Wireless communication

laptop, air pods and phone

Faculty members participating in wireless communication research:

Otman Basir Slim Boumaiza Sujeet Chaudhuri (adjunct)
Guang Gong Anwar Hasan Pin-Han Ho
Amir Khandani Bosco Leung Jon Mark (adjunct)
Patrick Mitran Omar Ramahi Catherine Rosenberg
Safieddin Safavi-Naeini George Shaker (adjunct) Xuemin (Sherman) Shen
Liang-Liang Xie En-Hui Yang Weihua Zhuang

Wireless communications is a highly technical research area involving all aspects of transmitting and receiving information over the wireless spectrum. Research includes the study of wireless communication channel effects and modeling (e.g., multipath effect, Doppler effect, fading, shadowing, frequency selectivity), the study and design of modulation techniques effective in challenging wireless environments, multi-antenna techniques (i.e., MIMO - Multiple Input Multiple Output) for wireless channels, error control coding techniques suitable for wireless channels, multiple access techniques, and mobility and resource management in wireless networks. Commercial and economic reasons for the area of research are compelling; new wireless access technologies and bandwidth intensive applications such as smartphones, are at our doorstep making the need for efficient spectrum usage pressing.  Research programs in this area at Waterloo span from, Vehicular Ad Hoc Networks, Cognitive Networks, Error Control, Coding Theory, Information Theory, to Multi Hop Networks, etc. The research is funded federally and provincially, with active involvement of companies such as Ciena and COM DEV. The department has 18 faculty working in the broad area of communications, all of whom are involved (to some extent) in Wireless Communications.

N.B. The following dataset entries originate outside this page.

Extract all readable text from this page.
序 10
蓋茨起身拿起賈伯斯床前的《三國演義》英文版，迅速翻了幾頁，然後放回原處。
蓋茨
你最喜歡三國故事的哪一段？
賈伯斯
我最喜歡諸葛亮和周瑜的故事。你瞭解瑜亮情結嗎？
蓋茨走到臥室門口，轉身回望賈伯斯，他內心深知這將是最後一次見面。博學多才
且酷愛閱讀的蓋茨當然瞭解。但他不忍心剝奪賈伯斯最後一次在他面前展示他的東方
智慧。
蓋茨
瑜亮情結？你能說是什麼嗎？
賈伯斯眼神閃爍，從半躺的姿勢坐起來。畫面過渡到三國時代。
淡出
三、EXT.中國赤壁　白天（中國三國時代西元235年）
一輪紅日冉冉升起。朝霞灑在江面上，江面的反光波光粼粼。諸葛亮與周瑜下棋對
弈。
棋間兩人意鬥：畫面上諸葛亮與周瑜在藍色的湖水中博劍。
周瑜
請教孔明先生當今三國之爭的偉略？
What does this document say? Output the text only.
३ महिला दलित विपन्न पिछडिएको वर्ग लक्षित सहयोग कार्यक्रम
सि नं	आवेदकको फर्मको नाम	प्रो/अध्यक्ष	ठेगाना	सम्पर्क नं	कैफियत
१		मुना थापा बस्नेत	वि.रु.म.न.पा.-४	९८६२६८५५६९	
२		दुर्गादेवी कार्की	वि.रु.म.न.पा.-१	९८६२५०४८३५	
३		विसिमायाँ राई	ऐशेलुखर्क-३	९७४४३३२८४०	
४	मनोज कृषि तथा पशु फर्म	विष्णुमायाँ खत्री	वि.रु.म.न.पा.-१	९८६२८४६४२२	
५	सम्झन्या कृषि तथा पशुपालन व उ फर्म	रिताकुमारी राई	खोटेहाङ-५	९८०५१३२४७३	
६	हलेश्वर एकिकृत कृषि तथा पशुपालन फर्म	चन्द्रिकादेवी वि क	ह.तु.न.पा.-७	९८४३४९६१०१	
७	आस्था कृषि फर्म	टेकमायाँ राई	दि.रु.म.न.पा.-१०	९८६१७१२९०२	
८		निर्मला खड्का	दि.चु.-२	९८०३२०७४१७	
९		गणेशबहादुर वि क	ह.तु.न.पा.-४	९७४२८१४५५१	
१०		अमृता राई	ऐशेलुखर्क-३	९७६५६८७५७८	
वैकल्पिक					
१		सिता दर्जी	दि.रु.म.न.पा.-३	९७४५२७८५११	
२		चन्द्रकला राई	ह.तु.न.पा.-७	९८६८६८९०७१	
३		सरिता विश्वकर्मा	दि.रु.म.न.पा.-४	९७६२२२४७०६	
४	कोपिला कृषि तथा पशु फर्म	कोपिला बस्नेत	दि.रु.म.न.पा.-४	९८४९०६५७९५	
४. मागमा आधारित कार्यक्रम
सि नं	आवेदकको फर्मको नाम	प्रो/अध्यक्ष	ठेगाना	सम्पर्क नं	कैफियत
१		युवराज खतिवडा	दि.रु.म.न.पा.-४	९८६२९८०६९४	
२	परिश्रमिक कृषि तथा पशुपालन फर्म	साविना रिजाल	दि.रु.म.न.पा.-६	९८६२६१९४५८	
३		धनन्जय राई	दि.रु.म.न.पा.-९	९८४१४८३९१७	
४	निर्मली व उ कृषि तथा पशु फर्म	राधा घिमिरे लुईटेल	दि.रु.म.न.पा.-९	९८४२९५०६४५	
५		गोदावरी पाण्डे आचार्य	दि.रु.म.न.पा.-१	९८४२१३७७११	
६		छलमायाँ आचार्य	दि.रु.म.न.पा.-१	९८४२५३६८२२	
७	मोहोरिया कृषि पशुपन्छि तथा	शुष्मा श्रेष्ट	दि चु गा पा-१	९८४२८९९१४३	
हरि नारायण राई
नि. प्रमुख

Graduate students working in this area are exposed to advanced graduate courses and research leading to conference and journal publications such as the IEEE transactions on Wireless Communications, IEEE Transaction on Information Theory, IEEE Journal Selected Areas of Communications, etc. Graduating students often find employment with companies such as Bell, or C-COM Satellite Systems, or as faculty members at other universities.